Machine-learning pipelines are only as reproducible as their inputs. A "v3" dataset folder drifts as someone re-exports a few files; a model checkpoint gets copied to three buckets with no way to prove they match; a distributed training job pulls slightly different shards onto different nodes and nobody notices until the eval numbers stop lining up. Tagging datasets by name or timestamp does not tell you whether two copies are actually the same bytes, and re-uploading a multi-terabyte corpus every time one shard changes is slow and expensive.

What you actually want is an identifier that is the content: if two datasets have the same ID they are provably identical, and if a single record changes the ID changes too.

Why snapdir

A snapshot ID is the BLAKE3 hash of the dataset's manifest, so it depends only on content — not on filesystem timestamps, upload order, or which machine produced it. That gives ML teams exactly the properties they need:

  • Reproducible pins. Record the snapshot ID next to your hyperparameters. A run is reproducible because the dataset ID is part of its configuration, and the ID can be re-verified at any time.

  • Identical data, identical ID, on every node. Each training node pulls the same --id and snapdir re-hashes every object on fetch, so all nodes are guaranteed to train on the same bytes.

  • Replicate once. Objects are stored at content-addressed keys, so re-publishing a dataset after changing a few shards only uploads the shards that changed.

Walkthrough

Snapshot a prepared dataset and capture its ID. This is the value you commit alongside your experiment config:

dataset_id=$(snapdir push --store s3://ml-data/datasets ./data/imagenet-prep)
echo "$dataset_id"

On every training node, pull that exact ID. The pull fetches each object, re-hashes it against the manifest, and checks it out — a successful pull is a proof the node has the right data:

snapdir pull --store s3://ml-data/datasets --id "$dataset_id" ./data/train

To confirm two copies match, just compare IDs — no checksumming the whole tree by hand:

snapdir id ./data/train   # prints $dataset_id if and only if the bytes match

Model checkpoints work the same way.

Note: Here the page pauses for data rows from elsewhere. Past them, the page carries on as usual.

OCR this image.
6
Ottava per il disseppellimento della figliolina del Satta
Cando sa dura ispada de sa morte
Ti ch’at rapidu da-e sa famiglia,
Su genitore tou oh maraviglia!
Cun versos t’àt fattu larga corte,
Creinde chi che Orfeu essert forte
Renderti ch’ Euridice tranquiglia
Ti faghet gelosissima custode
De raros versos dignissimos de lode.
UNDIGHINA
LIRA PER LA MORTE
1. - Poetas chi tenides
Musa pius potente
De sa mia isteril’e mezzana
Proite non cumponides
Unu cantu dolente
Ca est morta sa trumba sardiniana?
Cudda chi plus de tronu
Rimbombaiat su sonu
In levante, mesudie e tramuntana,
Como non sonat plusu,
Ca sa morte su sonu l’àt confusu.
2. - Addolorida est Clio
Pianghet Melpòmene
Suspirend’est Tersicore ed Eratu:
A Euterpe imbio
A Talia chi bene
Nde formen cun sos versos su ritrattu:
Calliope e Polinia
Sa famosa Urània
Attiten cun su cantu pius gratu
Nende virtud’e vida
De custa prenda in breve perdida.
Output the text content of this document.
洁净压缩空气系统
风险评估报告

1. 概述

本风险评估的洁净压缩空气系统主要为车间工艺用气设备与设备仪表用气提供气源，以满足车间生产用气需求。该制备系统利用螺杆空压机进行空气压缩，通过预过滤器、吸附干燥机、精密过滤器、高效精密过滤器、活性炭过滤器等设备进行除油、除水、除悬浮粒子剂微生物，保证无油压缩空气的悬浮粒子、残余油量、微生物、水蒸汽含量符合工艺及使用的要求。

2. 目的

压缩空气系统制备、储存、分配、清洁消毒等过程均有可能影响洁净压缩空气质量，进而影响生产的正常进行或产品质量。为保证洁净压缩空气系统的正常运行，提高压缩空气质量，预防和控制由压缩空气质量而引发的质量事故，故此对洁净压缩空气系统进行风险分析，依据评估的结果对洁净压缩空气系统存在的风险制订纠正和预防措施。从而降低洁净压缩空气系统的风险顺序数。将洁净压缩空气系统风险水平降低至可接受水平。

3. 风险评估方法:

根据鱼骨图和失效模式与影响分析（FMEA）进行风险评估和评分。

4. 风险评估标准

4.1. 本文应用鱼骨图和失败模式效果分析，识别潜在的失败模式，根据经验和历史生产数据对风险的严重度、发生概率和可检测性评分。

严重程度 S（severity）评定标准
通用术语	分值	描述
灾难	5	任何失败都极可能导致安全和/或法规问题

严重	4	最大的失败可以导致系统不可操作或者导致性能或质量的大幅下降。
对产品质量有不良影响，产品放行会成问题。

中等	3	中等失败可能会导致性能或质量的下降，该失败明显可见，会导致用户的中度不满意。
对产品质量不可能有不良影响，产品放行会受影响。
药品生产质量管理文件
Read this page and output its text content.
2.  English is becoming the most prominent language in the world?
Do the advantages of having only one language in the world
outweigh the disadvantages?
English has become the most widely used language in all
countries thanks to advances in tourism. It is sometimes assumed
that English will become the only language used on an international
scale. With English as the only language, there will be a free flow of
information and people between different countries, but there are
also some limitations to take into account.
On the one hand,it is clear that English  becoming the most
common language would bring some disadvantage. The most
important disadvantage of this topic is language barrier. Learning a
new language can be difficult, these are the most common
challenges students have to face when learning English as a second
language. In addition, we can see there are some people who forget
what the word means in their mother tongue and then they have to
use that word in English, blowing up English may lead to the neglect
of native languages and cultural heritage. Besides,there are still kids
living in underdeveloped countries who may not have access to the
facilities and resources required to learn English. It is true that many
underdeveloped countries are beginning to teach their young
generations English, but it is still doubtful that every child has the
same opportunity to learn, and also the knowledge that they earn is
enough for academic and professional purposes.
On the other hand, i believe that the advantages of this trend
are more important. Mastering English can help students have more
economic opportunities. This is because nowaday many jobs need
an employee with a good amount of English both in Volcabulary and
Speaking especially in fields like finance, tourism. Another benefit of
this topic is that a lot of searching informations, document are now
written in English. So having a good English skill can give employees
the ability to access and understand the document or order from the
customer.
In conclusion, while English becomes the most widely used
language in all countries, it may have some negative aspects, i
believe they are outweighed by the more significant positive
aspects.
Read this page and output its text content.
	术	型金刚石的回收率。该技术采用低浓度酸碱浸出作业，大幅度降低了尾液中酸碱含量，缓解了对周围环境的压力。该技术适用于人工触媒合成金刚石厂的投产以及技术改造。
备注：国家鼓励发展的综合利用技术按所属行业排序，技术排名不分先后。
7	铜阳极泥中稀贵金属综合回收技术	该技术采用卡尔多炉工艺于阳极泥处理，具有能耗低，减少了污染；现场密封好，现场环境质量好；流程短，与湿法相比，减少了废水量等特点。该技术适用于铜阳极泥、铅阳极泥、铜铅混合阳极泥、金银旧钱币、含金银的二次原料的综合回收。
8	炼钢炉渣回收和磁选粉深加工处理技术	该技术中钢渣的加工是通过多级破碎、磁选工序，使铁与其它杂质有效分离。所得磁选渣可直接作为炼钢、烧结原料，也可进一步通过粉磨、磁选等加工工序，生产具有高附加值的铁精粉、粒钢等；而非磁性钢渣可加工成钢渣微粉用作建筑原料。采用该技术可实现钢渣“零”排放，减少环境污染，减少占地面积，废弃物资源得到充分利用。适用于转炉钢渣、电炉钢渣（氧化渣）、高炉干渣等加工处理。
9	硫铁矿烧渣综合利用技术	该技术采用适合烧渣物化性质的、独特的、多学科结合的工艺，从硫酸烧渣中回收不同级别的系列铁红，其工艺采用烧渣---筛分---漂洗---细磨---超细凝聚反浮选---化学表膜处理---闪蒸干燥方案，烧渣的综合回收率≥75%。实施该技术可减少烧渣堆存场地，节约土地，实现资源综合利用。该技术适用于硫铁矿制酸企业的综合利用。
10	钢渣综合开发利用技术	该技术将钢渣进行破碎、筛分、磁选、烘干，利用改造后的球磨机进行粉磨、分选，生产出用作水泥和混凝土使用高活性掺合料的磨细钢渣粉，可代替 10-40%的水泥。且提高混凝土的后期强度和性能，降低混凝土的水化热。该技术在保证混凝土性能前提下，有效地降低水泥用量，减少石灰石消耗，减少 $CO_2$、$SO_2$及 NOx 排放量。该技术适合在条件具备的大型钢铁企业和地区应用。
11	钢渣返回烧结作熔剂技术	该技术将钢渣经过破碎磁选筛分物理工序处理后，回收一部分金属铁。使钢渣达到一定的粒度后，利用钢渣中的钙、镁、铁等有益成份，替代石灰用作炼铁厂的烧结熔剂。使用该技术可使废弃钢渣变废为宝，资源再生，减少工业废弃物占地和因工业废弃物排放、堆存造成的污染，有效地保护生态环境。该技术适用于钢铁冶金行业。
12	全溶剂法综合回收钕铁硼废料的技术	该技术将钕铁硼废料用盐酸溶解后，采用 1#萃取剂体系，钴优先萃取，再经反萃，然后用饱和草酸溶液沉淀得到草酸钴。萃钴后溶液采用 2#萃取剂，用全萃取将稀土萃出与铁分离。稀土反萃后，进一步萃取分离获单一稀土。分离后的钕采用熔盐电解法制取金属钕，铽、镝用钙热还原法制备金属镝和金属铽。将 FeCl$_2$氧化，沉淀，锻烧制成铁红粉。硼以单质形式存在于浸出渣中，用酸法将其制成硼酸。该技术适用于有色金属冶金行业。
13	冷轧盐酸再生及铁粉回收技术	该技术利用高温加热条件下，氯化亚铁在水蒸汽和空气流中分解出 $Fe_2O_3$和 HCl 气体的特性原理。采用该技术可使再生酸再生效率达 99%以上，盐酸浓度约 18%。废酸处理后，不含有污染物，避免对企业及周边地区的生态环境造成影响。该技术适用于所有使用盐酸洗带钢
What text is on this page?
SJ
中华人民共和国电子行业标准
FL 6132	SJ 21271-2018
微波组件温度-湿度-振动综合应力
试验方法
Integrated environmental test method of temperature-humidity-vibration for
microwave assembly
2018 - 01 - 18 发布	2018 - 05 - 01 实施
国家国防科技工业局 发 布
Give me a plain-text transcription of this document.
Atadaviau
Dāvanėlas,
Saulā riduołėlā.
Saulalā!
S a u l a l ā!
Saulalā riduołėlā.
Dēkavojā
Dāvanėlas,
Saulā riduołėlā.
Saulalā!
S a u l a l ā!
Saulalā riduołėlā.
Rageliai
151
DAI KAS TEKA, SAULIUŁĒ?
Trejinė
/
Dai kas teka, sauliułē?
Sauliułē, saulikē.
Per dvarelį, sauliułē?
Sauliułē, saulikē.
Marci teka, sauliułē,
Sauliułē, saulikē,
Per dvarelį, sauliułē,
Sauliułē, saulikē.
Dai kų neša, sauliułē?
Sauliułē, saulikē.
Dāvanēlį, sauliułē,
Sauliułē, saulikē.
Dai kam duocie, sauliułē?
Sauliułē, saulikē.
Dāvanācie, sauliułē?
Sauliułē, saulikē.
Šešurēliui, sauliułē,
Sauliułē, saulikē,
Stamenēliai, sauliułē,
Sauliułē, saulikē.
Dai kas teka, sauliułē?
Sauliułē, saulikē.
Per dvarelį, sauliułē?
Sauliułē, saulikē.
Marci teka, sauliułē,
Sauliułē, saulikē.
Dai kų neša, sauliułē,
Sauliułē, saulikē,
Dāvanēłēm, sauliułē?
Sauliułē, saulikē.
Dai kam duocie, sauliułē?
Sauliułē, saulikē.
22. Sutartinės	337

Snapshot the output directory and pin the result in your model registry:

model_id=$(snapdir push --store s3://ml-data/models ./checkpoints/run-42)

When you re-export the dataset after fixing a few records, re-push: only the changed objects move, and the new ID records that this is a different dataset.

Outcome

Every dataset and model is identified by what it contains, not by a mutable name. Experiments are reproducible because their inputs are pinned to verifiable IDs, distributed training nodes are guaranteed to agree on the data, and large corpora are uploaded once and deduplicated across versions and stores. To trace which dataset a model was trained on later, use snapdir ancestors over the recorded snapshot history.